Robuste Haltung entscheidet

8. Nov. 2019 von Antje Garrels-Nikisch

Ist es dir ernst und du willst tatsächlich zunehmend nachhaltiger leben (und sagst es nicht nur mal so, weil es jetzt grad' angesagt scheint) gibt es eine Art Wundermittel für dich. Investiere in eine robuste Haltung.

Robustheit zeichnet Zähe aus
Eine robuste Haltung ist alles andere als starr, sondern flexibel genug, um auch durchzuhalten, wenn sich bisher als nachhaltig geltendes Verhalten als eben doch nicht nachhaltig genug herausstellt, und du prinzipiell vorbereitet sein musst, es morgen anders anzugehen als heute, oder wenn der soziale Wind hart von vorn kommt.

So kannst du dich reindenken
Spiel' doch mal mit einer sinnvollen Perspektive: Sieh dich als ein evolutionär entstandenes komplexes System an. Diesem Modell entsprechen sowohl Organismen wie Ökosysteme; werden solche aus ihrem Normalzustand gerissen, können sie aufgrund von Robustheit etwas Ähnliches wie ihre normale Funktion zurückgewinnen, sagt die Wissenschaftstheoretikerin Sandra Mitchell (vgl. 2008: 102). Niemand verlangt ja tatsächlich von dir, dass du ein Modell für wahr hältst.
Die empirische Beobachtung, dass Generalisten sich schneller in dynamischen Umfeldern zurechtfinden und Spezialisten eher in stabilen Umfeldern profitieren, bestätigt sich in Biologie und Ökologie: „Eine Umwelt, die sich nicht verändert, führt im Laufe der Zeit zu geringerer Komplexität, weil die Robustheit weniger wichtig ist“ (Wagner 2015: 277). Dass es im Moment ziemlich dynamisch zugeht für uns Menschen, wird kaum jemand leugnen. Also sollte es sich lohnen, mit nicht allzu simplen "Wahrheiten" an die Sache zu gehen und flexibel zu sein, um sich stabil halten zu können.

So kannst du es praktisch machen
In eine robuste Haltung zu investieren bedeutet ganz weit vorn, dir klarzumachen, für wen genau (ob es nur du selbst bist, oder alle Möglichen) und aus welchen für dich relevanten Gründen (willst du deine Kinder zukünftig gut aufgehoben wissen, siehst du bessere Chancen für Weltfrieden, wenn weniger Leute flüchten müssen?) du das willst.

Es funktioniert relativ einfach: Frag' aus für dich wertgeladenen Perspektiven und antworte dir ehrlich.
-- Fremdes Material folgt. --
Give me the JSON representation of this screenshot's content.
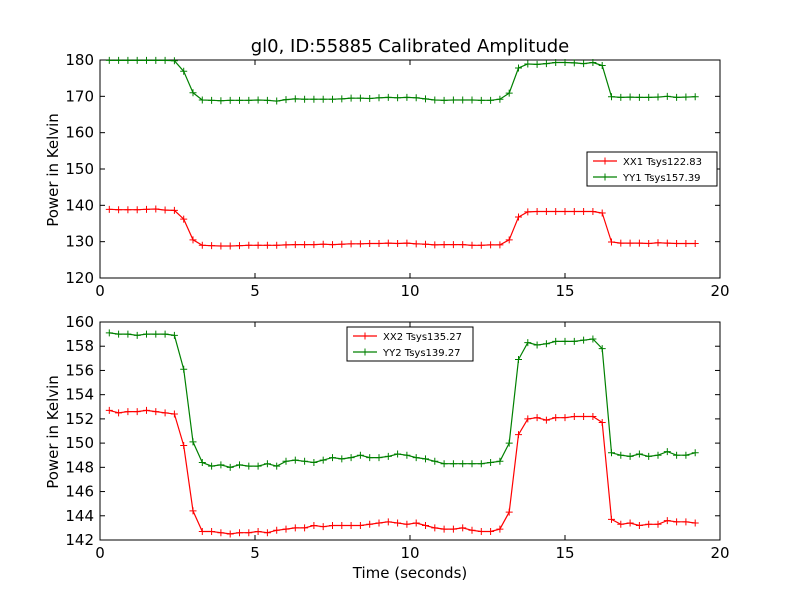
{
  "chart_data": [
    {
      "type": "line",
      "title": "gl0, ID:55885 Calibrated Amplitude",
      "xlabel": "",
      "ylabel": "Power in Kelvin",
      "xlim": [
        0,
        20
      ],
      "ylim": [
        120,
        180
      ],
      "xticks": [
        0,
        5,
        10,
        15,
        20
      ],
      "yticks": [
        120,
        130,
        140,
        150,
        160,
        170,
        180
      ],
      "legend_position": "center-right",
      "x": [
        0.3,
        0.6,
        0.9,
        1.2,
        1.5,
        1.8,
        2.1,
        2.4,
        2.7,
        3.0,
        3.3,
        3.6,
        3.9,
        4.2,
        4.5,
        4.8,
        5.1,
        5.4,
        5.7,
        6.0,
        6.3,
        6.6,
        6.9,
        7.2,
        7.5,
        7.8,
        8.1,
        8.4,
        8.7,
        9.0,
        9.3,
        9.6,
        9.9,
        10.2,
        10.5,
        10.8,
        11.1,
        11.4,
        11.7,
        12.0,
        12.3,
        12.6,
        12.9,
        13.2,
        13.5,
        13.8,
        14.1,
        14.4,
        14.7,
        15.0,
        15.3,
        15.6,
        15.9,
        16.2,
        16.5,
        16.8,
        17.1,
        17.4,
        17.7,
        18.0,
        18.3,
        18.6,
        18.9,
        19.2
      ],
      "series": [
        {
          "name": "XX1 Tsys122.83",
          "color": "#ff0000",
          "values": [
            138.9,
            138.8,
            138.8,
            138.8,
            138.9,
            139.0,
            138.7,
            138.6,
            136.2,
            130.5,
            129.0,
            128.9,
            128.8,
            128.8,
            128.9,
            129.0,
            129.0,
            129.0,
            129.0,
            129.1,
            129.2,
            129.2,
            129.2,
            129.3,
            129.2,
            129.3,
            129.4,
            129.4,
            129.5,
            129.5,
            129.6,
            129.5,
            129.6,
            129.4,
            129.3,
            129.1,
            129.2,
            129.2,
            129.2,
            129.0,
            129.0,
            129.1,
            129.1,
            130.5,
            136.8,
            138.2,
            138.3,
            138.3,
            138.3,
            138.3,
            138.3,
            138.3,
            138.3,
            137.9,
            129.9,
            129.6,
            129.6,
            129.6,
            129.5,
            129.7,
            129.6,
            129.5,
            129.5,
            129.5
          ]
        },
        {
          "name": "YY1 Tsys157.39",
          "color": "#008000",
          "values": [
            179.9,
            179.9,
            179.9,
            179.9,
            179.9,
            179.9,
            179.9,
            179.8,
            176.9,
            171.0,
            169.0,
            168.9,
            168.8,
            168.9,
            168.9,
            168.9,
            169.0,
            168.9,
            168.7,
            169.1,
            169.3,
            169.2,
            169.2,
            169.2,
            169.2,
            169.3,
            169.5,
            169.5,
            169.4,
            169.6,
            169.7,
            169.6,
            169.7,
            169.6,
            169.3,
            169.0,
            168.9,
            169.0,
            169.0,
            169.0,
            168.9,
            168.9,
            169.2,
            170.9,
            177.8,
            178.9,
            178.8,
            179.0,
            179.3,
            179.3,
            179.2,
            179.0,
            179.3,
            178.5,
            169.9,
            169.7,
            169.8,
            169.7,
            169.7,
            169.8,
            170.0,
            169.7,
            169.8,
            169.9
          ]
        }
      ]
    },
    {
      "type": "line",
      "title": "",
      "xlabel": "Time (seconds)",
      "ylabel": "Power in Kelvin",
      "xlim": [
        0,
        20
      ],
      "ylim": [
        142,
        160
      ],
      "xticks": [
        0,
        5,
        10,
        15,
        20
      ],
      "yticks": [
        142,
        144,
        146,
        148,
        150,
        152,
        154,
        156,
        158,
        160
      ],
      "legend_position": "upper-center",
      "x": [
        0.3,
        0.6,
        0.9,
        1.2,
        1.5,
        1.8,
        2.1,
        2.4,
        2.7,
        3.0,
        3.3,
        3.6,
        3.9,
        4.2,
        4.5,
        4.8,
        5.1,
        5.4,
        5.7,
        6.0,
        6.3,
        6.6,
        6.9,
        7.2,
        7.5,
        7.8,
        8.1,
        8.4,
        8.7,
        9.0,
        9.3,
        9.6,
        9.9,
        10.2,
        10.5,
        10.8,
        11.1,
        11.4,
        11.7,
        12.0,
        12.3,
        12.6,
        12.9,
        13.2,
        13.5,
        13.8,
        14.1,
        14.4,
        14.7,
        15.0,
        15.3,
        15.6,
        15.9,
        16.2,
        16.5,
        16.8,
        17.1,
        17.4,
        17.7,
        18.0,
        18.3,
        18.6,
        18.9,
        19.2
      ],
      "series": [
        {
          "name": "XX2 Tsys135.27",
          "color": "#ff0000",
          "values": [
            152.7,
            152.5,
            152.6,
            152.6,
            152.7,
            152.6,
            152.5,
            152.4,
            149.8,
            144.4,
            142.7,
            142.7,
            142.6,
            142.5,
            142.6,
            142.6,
            142.7,
            142.6,
            142.8,
            142.9,
            143.0,
            143.0,
            143.2,
            143.1,
            143.2,
            143.2,
            143.2,
            143.2,
            143.3,
            143.4,
            143.5,
            143.4,
            143.3,
            143.4,
            143.2,
            143.0,
            142.9,
            142.9,
            143.0,
            142.8,
            142.7,
            142.7,
            142.9,
            144.3,
            150.7,
            152.0,
            152.1,
            151.9,
            152.1,
            152.1,
            152.2,
            152.2,
            152.2,
            151.7,
            143.7,
            143.3,
            143.4,
            143.2,
            143.3,
            143.3,
            143.6,
            143.5,
            143.5,
            143.4
          ]
        },
        {
          "name": "YY2 Tsys139.27",
          "color": "#008000",
          "values": [
            159.1,
            159.0,
            159.0,
            158.9,
            159.0,
            159.0,
            159.0,
            158.9,
            156.1,
            150.1,
            148.4,
            148.1,
            148.2,
            148.0,
            148.2,
            148.1,
            148.1,
            148.3,
            148.1,
            148.5,
            148.6,
            148.5,
            148.4,
            148.6,
            148.8,
            148.7,
            148.8,
            149.0,
            148.8,
            148.8,
            148.9,
            149.1,
            149.0,
            148.8,
            148.7,
            148.5,
            148.3,
            148.3,
            148.3,
            148.3,
            148.3,
            148.4,
            148.5,
            150.0,
            156.9,
            158.3,
            158.1,
            158.2,
            158.4,
            158.4,
            158.4,
            158.5,
            158.6,
            157.8,
            149.2,
            149.0,
            148.9,
            149.1,
            148.9,
            149.0,
            149.3,
            149.0,
            149.0,
            149.2
          ]
        }
      ]
    }
  ]
}
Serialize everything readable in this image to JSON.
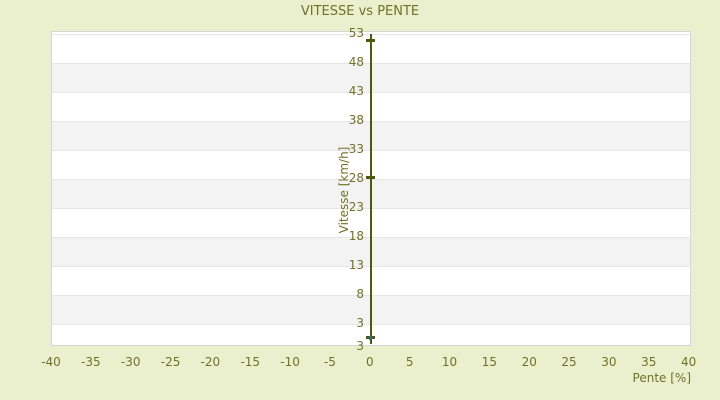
{
  "page": {
    "background_color": "#eaf0cd"
  },
  "chart_data": {
    "type": "scatter",
    "title": "VITESSE vs PENTE",
    "xlabel": "Pente [%]",
    "ylabel": "Vitesse [km/h]",
    "xlim": [
      -40,
      40.3
    ],
    "ylim": [
      -1,
      53.35
    ],
    "x_ticks": [
      -40,
      -35,
      -30,
      -25,
      -20,
      -15,
      -10,
      -5,
      0,
      5,
      10,
      15,
      20,
      25,
      30,
      35,
      40
    ],
    "y_ticks": [
      53,
      48,
      43,
      38,
      33,
      28,
      23,
      18,
      13,
      8,
      3
    ],
    "y_axis_min_label": "3",
    "legend": "none",
    "grid": {
      "alternating_bands": true,
      "horizontal_gridlines_every": 5
    },
    "series": [
      {
        "name": "vitesse",
        "style": "vertical-line-with-dash-markers",
        "line": {
          "x": 0,
          "y_top": 53,
          "y_bottom": -0.5
        },
        "points": [
          {
            "x": 0,
            "y": 51.8
          },
          {
            "x": 0,
            "y": 28.2
          },
          {
            "x": 0,
            "y": 0.6,
            "center_highlight": true
          }
        ]
      }
    ],
    "colors": {
      "background": "#eaf0cd",
      "text": "#6d7325",
      "line": "#4d5a0d",
      "marker": "#4d5a0d",
      "marker_highlight": "#35677a",
      "plot_background": "#ffffff",
      "band": "#f3f3f3",
      "gridline": "#e6e6e6",
      "plot_border": "#d6d6d6"
    }
  }
}
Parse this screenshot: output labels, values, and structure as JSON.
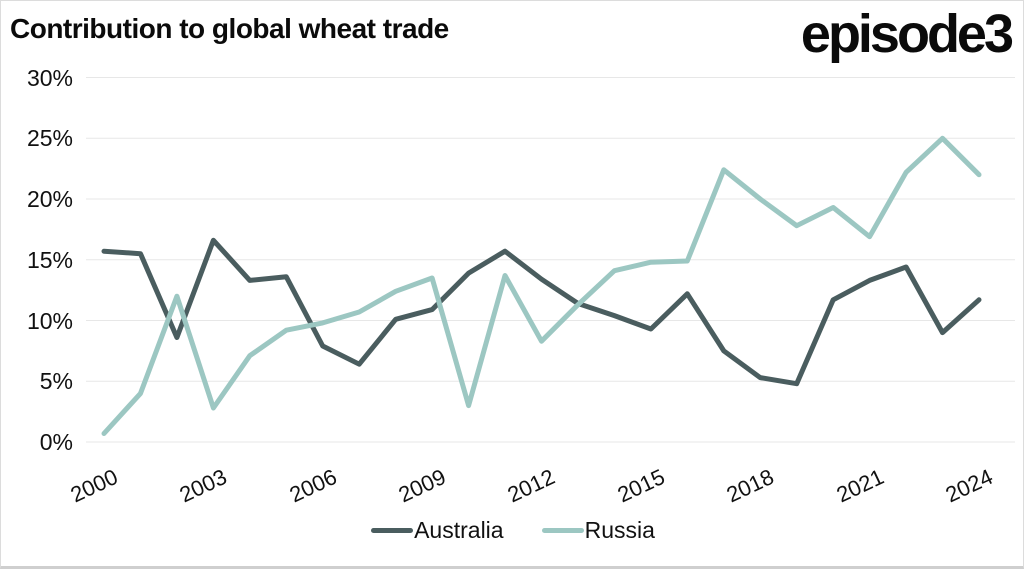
{
  "header": {
    "title": "Contribution to global wheat trade",
    "logo": "episode3"
  },
  "chart_data": {
    "type": "line",
    "title": "Contribution to global wheat trade",
    "x": [
      2000,
      2001,
      2002,
      2003,
      2004,
      2005,
      2006,
      2007,
      2008,
      2009,
      2010,
      2011,
      2012,
      2013,
      2014,
      2015,
      2016,
      2017,
      2018,
      2019,
      2020,
      2021,
      2022,
      2023,
      2024
    ],
    "series": [
      {
        "name": "Australia",
        "color": "#4a5d5f",
        "values": [
          15.7,
          15.5,
          8.6,
          16.6,
          13.3,
          13.6,
          7.9,
          6.4,
          10.1,
          10.9,
          13.9,
          15.7,
          13.4,
          11.4,
          10.4,
          9.3,
          12.2,
          7.5,
          5.3,
          4.8,
          11.7,
          13.3,
          14.4,
          9.0,
          11.7
        ]
      },
      {
        "name": "Russia",
        "color": "#9cc7c2",
        "values": [
          0.7,
          4.0,
          12.0,
          2.8,
          7.1,
          9.2,
          9.8,
          10.7,
          12.4,
          13.5,
          3.0,
          13.7,
          8.3,
          11.3,
          14.1,
          14.8,
          14.9,
          22.4,
          20.0,
          17.8,
          19.3,
          16.9,
          22.2,
          25.0,
          22.0
        ]
      }
    ],
    "ylim": [
      0,
      30
    ],
    "yticks": [
      0,
      5,
      10,
      15,
      20,
      25,
      30
    ],
    "ytick_labels": [
      "0%",
      "5%",
      "10%",
      "15%",
      "20%",
      "25%",
      "30%"
    ],
    "xticks": [
      2000,
      2003,
      2006,
      2009,
      2012,
      2015,
      2018,
      2021,
      2024
    ],
    "xtick_labels": [
      "2000",
      "2003",
      "2006",
      "2009",
      "2012",
      "2015",
      "2018",
      "2021",
      "2024"
    ],
    "grid": "horizontal",
    "gridline_color": "#e7e7e7",
    "legend_position": "bottom-center"
  },
  "legend": {
    "items": [
      {
        "label": "Australia",
        "color": "#4a5d5f"
      },
      {
        "label": "Russia",
        "color": "#9cc7c2"
      }
    ]
  }
}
Auch hier gilt: Du entscheidest, warum du dich nachhaltig halten willst. Auch an einer persönlichen Version von sozialer Utopie zu arbeiten und Szenarienwege dahin zu entwerfen lohnt sich. So kannst du im Fall sich bietender Chancen schneller zugreifen, als wenn du dann erst beginnst zu überlegen, ob du so oder so leben willst, und ob und mit welchen anderen du daran arbeiten könntest.

Es ist deine Verantwortung, die dir niemand abnehmen kann
Worum du nicht herumkommst, wenn es dir um deine Haltung geht, ist eine eigene haben zu wollen und nicht "einfach" eine zu kopieren zu versuchen, die aus der Nähe betrachtet gar nicht zu dir passt. Das hat zugegeben etwas Religiöses: du musst dich für das aus deiner Sicht "Gute" entscheiden, bevor du entscheiden kannst, was du bleiben lässt, weil es nach deinem besten Gewissen nicht nachhaltig ist.

(Bild von S. Hermann & F. Richter auf Pixabay: Danke!)

Literatur
Mitchell, Sandra (2008): Komplexitäten. Warum wir erst anfangen, die Welt zu verstehen. Frankfurt am Main: Suhrkamp.

(Ihr reichen bisherige Theorien / Modelle nicht aus zum Verständnis von Komplexität(en) biologischer wie auch sozialer Systeme.)

Wagner, Andreas (2015): Arrival of the Fittest - Wie das Neue in die Welt kommt. Über das größte Rätsel der Evolution. Frankfurt am Main: S. FISCHER.

(Er liefert einen aktuellen Stand hinsichtlich molekularer Evolutionsbiologie, die auf zu einfache Sichten auf die Arbeitsweise der genetischen Ausstattung aufmerksam macht. Das zu lesen bewahrt davon, Evolutionsfans per se Gedanken zu unterstellen, die sie meist gar nicht haben.)